C’est à lui qu’il est revenu en 2023 d’aviser que la présidentielle de février 2024, censée ouvrir la voix au retour des civils, connaîtrait « un léger report pour des raisons techniques » et que de nouvelles dates seraient communiquées « ultérieurement ».

Elles ne l’ont toujours pas été.

Le général Maïga présente un volumineux CV de diplômes et de formations délivrés au Mali, en France ou en Algérie, dont un doctorat en sécurité internationale. Gendarme de formation, il a travaillé pour l’Union africaine, la Communauté des Etats ouest-africains et la mission de stabilisation de l’ONU en République démocratique du Congo.

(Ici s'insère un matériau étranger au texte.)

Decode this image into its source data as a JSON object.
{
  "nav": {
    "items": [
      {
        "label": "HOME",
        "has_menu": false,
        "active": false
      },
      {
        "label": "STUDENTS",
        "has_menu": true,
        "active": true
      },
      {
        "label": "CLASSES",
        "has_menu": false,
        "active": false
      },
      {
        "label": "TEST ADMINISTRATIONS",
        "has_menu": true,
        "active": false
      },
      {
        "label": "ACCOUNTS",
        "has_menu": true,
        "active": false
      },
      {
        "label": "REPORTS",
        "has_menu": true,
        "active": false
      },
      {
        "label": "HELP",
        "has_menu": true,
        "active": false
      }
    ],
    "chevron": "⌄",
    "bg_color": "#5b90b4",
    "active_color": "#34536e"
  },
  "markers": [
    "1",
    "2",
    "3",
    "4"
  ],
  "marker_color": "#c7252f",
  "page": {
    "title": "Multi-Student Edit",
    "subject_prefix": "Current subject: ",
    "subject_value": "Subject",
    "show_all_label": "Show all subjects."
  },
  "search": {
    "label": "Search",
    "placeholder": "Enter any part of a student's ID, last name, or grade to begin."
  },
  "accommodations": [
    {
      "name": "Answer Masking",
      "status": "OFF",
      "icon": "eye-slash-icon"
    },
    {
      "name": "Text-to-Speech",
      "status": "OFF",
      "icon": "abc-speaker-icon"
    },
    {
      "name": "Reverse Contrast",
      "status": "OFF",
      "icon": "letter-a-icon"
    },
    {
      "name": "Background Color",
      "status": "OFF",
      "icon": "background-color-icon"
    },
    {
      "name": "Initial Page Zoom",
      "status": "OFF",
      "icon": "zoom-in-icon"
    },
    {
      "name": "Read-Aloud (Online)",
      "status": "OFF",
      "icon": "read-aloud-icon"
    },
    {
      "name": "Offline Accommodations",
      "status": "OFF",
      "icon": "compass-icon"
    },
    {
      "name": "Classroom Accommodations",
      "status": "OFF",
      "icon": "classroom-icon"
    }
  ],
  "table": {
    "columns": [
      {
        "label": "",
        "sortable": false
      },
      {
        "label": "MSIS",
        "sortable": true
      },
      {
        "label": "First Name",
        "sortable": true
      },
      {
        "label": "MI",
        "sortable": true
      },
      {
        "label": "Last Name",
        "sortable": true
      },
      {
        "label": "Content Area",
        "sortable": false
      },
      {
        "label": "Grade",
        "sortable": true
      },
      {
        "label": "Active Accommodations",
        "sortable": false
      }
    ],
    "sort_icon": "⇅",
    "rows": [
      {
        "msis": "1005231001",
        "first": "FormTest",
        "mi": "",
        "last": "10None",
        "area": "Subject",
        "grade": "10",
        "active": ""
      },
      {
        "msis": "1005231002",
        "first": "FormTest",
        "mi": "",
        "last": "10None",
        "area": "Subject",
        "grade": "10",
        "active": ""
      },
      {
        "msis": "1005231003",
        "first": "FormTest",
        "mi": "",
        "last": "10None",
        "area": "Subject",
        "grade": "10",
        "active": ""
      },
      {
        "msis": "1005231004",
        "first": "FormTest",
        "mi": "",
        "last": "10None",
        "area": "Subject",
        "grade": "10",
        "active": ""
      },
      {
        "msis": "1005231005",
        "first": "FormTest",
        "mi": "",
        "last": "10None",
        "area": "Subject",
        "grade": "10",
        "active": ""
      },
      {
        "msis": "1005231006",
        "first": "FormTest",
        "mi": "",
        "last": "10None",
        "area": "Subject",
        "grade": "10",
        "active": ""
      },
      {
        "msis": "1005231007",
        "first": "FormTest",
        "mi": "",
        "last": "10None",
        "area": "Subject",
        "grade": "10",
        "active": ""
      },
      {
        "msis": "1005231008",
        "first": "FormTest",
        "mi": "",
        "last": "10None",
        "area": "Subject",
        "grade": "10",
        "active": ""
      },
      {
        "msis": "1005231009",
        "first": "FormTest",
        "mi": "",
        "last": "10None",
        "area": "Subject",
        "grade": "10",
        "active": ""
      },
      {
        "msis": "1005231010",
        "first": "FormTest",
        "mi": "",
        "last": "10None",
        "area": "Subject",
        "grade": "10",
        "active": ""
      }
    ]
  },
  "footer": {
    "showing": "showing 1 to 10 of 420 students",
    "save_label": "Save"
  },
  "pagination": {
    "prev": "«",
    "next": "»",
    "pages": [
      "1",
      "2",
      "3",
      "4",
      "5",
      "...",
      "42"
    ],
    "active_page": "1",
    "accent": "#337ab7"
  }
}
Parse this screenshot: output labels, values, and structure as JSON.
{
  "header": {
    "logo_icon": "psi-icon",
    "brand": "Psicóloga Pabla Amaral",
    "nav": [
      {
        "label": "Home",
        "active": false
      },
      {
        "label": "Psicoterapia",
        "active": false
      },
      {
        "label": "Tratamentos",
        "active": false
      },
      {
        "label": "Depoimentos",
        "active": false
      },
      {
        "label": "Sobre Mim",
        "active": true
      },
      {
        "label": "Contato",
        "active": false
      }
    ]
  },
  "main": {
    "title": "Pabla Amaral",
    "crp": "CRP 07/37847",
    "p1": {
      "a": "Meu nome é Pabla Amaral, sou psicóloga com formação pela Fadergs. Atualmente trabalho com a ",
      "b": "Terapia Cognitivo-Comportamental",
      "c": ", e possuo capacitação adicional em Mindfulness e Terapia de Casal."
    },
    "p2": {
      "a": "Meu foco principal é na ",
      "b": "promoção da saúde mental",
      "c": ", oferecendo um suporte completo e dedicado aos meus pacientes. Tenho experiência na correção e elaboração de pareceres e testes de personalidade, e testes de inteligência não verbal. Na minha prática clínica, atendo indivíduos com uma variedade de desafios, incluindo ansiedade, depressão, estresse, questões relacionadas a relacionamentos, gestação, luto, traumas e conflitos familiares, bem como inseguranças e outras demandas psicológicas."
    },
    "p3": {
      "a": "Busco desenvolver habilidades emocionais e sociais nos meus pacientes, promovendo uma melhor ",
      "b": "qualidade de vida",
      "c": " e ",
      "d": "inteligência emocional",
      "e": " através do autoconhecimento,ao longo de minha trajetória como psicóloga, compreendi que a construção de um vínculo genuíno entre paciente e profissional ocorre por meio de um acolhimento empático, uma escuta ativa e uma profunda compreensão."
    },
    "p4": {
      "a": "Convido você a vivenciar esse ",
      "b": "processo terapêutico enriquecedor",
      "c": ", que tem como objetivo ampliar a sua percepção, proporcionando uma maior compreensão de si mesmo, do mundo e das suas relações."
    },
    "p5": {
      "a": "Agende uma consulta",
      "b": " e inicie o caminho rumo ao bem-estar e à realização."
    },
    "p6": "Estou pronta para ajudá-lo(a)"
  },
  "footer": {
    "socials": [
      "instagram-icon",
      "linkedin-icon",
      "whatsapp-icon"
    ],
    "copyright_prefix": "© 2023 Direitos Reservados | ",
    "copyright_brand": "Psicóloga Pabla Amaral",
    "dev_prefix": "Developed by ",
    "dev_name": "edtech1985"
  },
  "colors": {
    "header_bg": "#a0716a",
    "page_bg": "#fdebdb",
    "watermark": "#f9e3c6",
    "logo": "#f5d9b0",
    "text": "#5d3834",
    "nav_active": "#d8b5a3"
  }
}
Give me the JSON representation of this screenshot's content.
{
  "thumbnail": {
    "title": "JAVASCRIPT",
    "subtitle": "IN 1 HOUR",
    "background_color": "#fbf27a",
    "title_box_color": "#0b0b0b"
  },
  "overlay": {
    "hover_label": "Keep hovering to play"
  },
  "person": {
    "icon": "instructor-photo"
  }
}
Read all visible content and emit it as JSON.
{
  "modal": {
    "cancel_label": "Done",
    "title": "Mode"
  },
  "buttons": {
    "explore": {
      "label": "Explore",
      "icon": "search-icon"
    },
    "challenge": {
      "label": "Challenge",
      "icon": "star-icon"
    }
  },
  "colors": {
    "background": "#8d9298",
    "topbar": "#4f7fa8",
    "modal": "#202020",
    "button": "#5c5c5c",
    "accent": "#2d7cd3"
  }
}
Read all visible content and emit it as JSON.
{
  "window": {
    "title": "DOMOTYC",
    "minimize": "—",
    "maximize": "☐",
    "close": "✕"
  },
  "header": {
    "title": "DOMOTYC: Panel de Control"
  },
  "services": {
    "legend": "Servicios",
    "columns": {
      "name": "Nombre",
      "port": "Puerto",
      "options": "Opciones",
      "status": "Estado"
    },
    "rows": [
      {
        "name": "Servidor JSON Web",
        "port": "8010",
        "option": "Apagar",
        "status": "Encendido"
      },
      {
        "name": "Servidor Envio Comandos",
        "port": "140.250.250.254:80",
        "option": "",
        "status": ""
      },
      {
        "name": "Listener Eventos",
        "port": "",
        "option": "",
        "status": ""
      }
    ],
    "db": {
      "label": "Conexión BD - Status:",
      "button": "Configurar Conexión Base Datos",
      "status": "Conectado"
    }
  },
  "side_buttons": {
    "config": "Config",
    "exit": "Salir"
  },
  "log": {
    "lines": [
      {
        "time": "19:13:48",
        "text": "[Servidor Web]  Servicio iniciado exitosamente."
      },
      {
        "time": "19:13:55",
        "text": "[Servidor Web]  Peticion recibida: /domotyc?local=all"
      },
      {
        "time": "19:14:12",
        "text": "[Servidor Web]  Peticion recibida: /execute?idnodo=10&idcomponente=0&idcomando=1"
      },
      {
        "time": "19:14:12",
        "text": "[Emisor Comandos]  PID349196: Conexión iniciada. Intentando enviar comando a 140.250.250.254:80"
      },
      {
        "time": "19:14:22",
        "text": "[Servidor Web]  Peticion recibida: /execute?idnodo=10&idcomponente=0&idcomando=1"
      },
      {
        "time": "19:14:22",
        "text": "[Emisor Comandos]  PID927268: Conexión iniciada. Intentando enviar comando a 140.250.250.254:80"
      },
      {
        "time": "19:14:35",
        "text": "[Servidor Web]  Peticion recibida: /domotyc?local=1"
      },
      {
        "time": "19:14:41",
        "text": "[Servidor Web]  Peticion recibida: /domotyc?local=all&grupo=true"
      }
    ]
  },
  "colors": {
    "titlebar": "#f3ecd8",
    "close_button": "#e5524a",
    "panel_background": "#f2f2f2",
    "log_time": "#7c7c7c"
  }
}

Contrairement à des membres de la junte à commencer par son chef, il n’est pas connu pour avoir fait la guerre.

Il ne figurait pas dans le premier cercle des colonels qui ont renversé le président civil Ibrahim Boubacar Keïta en août 2020 et qui ont depuis été élevés au grade de généraux. Il s’est rapidement rallié à eux.

Le général Maïga prend la tête du gouvernement alors que les militaires maintiennent un flou complet sur leur éventuel départ.

Ils ont dénoncé l’engagement qu’ils avaient pris initialement sous la pression internationale de rendre le pouvoir à des civils en mars 2024 après des élections.

Le général Goïta est pressenti comme probable candidat à une future présidentielle, en dépit d’autres engagements premiers à ne pas briguer le mandat à l’issue d’une période (la « transition ») au cours de laquelle ils promettaient de restaurer la stabilité et la souveraineté de leur pays.

Le Premier ministre Choguel Kokalla Maïga a été limogé mercredi avec le gouvernement pour avoir critiqué « l’opacité totale » dans laquelle les militaires restaient aux commandes du pays. Sa nomination en 2021 avait été considérée comme la caution civile de la « transition ». Il passait pour isolé, avec une capacité d’action limitée.